Law enforcement personnel from throughout the greater Tampa Bay area participate in several formal terrorism working groups that address both domestic and international terrorism matters and WMD response issues. The FBI regularly participates in the State of Florida Regional Domestic Security Task Force (RDSTF), the Central Florida Statewide Terrorism Intelligence Networking Group (STING), the Florida Intelligence Unit (FIU), the Tampa Bay Area Intelligence Unit (TBAIU), the MacDill Air Force Base Counter Intelligence/Counter Terrorism Working Group, the Tampa Bay Harbor Safety Committee, the Tampa Bay Metropolitan Medical Response System Steering Committee and the Port Security Working Group. These forums are composed of a broad spectrum of law enforcement investigators and intelligence analysts, military intelligence and command personnel, and also include professionals from the security departments of major private enterprises such as electric power companies, railways, and industry representatives when appropriate. The joint approach to intelligence sharing, investigation and crisis management has served Central Florida extremely well. Thanks to recent efforts undertaken by the Florida Department of Law Enforcement, FBI intelligence analysts now have access to a statewide terrorism database called THREATNET. The establishment of this database will be key to coordinating pertinent elements of pending investigations, for example patterns of activity, vehicle tags, subject names and aliases, as well as common meeting areas.

The Tampa Bay Port Security Working Group, led by the US Coast Guard, was established in April 2000 as a result of the Interagency Commission on Crime in US Seaports and has five sub-committees that report on a bi-monthly basis. The FBI regularly participates in the Port Security Working Group meetings and heads the Terrorism Sub-Committee. The FBI's role in these committees is to provide threat analyses and to disseminate intelligence that affects safe operation of the port facilities. Somewhat unique to this forum is the integration of private industry and Fire/Hazmat chiefs of both City of Tampa and Hillsborough County as members of the FBI JTTF. Input provided by the emergency management and fire/safety sectors of our community is essential to successful preparedness.

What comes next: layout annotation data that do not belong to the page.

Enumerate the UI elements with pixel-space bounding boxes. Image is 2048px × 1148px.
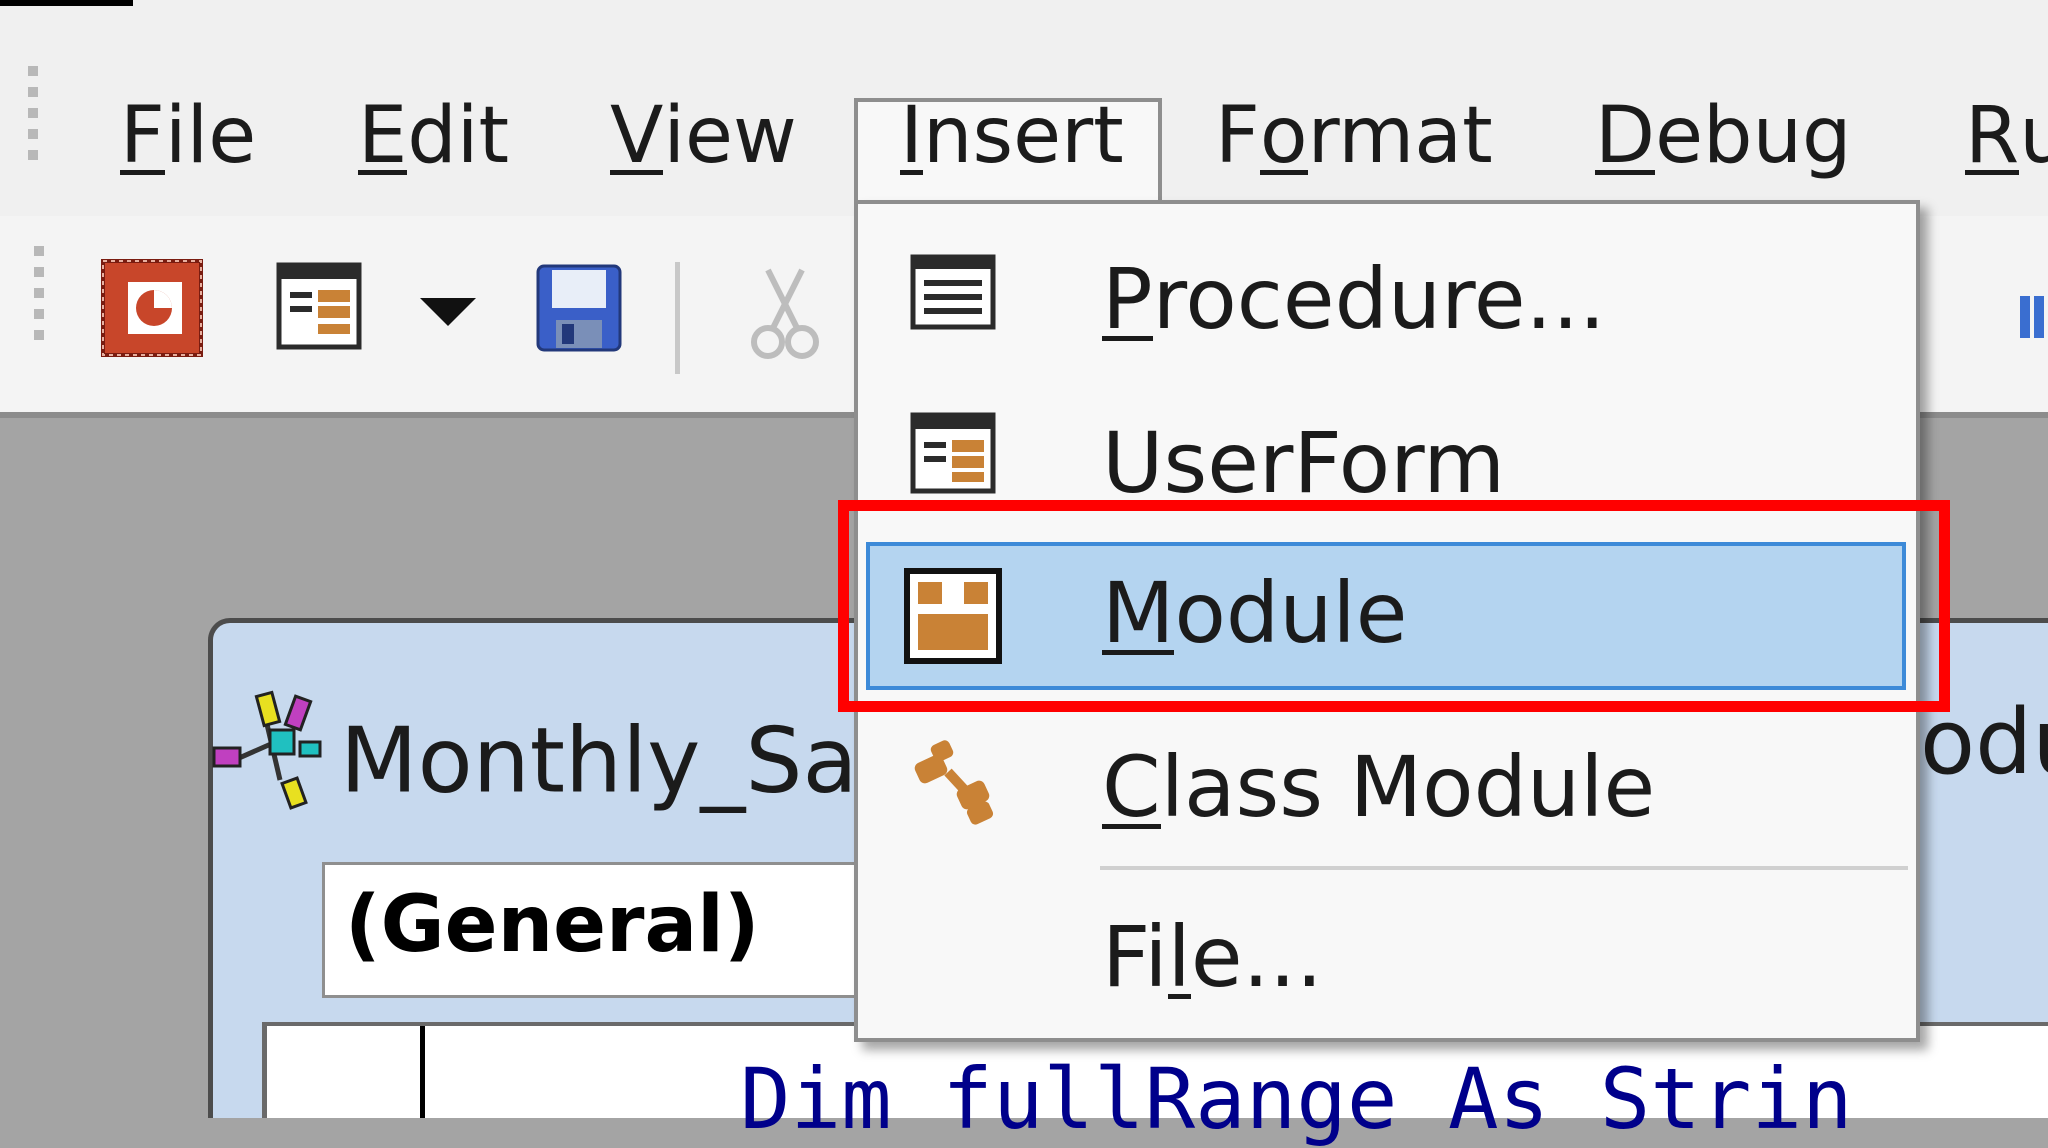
menu-edit[interactable]: Edit	[358, 86, 509, 186]
dropdown-arrow-icon[interactable]	[420, 298, 476, 332]
userform-icon[interactable]	[276, 262, 362, 354]
cut-icon[interactable]	[750, 266, 820, 366]
procedure-icon	[910, 254, 996, 334]
save-icon[interactable]	[536, 264, 622, 356]
toolbar-separator	[675, 262, 680, 374]
code-window-title: Monthly_Sa	[210, 690, 858, 832]
toolbar-partial-icon[interactable]	[2018, 292, 2048, 346]
insert-menu-item-module[interactable]: Module	[854, 542, 1912, 690]
class-module-icon	[910, 736, 1000, 830]
menu-bar: File Edit View Insert Format Debug Ru	[0, 48, 2048, 258]
powerpoint-icon[interactable]	[100, 258, 204, 362]
module-icon-title	[210, 690, 326, 832]
window-top-strip	[0, 0, 2048, 48]
menu-run[interactable]: Ru	[1965, 86, 2048, 186]
code-margin-indicator	[420, 1026, 425, 1118]
module-icon	[904, 568, 1002, 668]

The FBI has encouraged state, county, and local response community leaders to conduct an appropriate needs and vulnerability self-assessment to determine which federal domestic training courses and programs would be of value. The State of Florida conducted a statewide vulnerability assessment of seaports. Although this assessment was funded by the State Office of Drug Control and primarily focused on drug countermeasures, it also assessed port access, credentialing, and security. Issues raised through this assessment are being addressed through the Port Security Working Group. The interagency cooperation is evident in the daily coordination between management staff, investigators, and intelligence personnel of each agency on issues where we have common interests.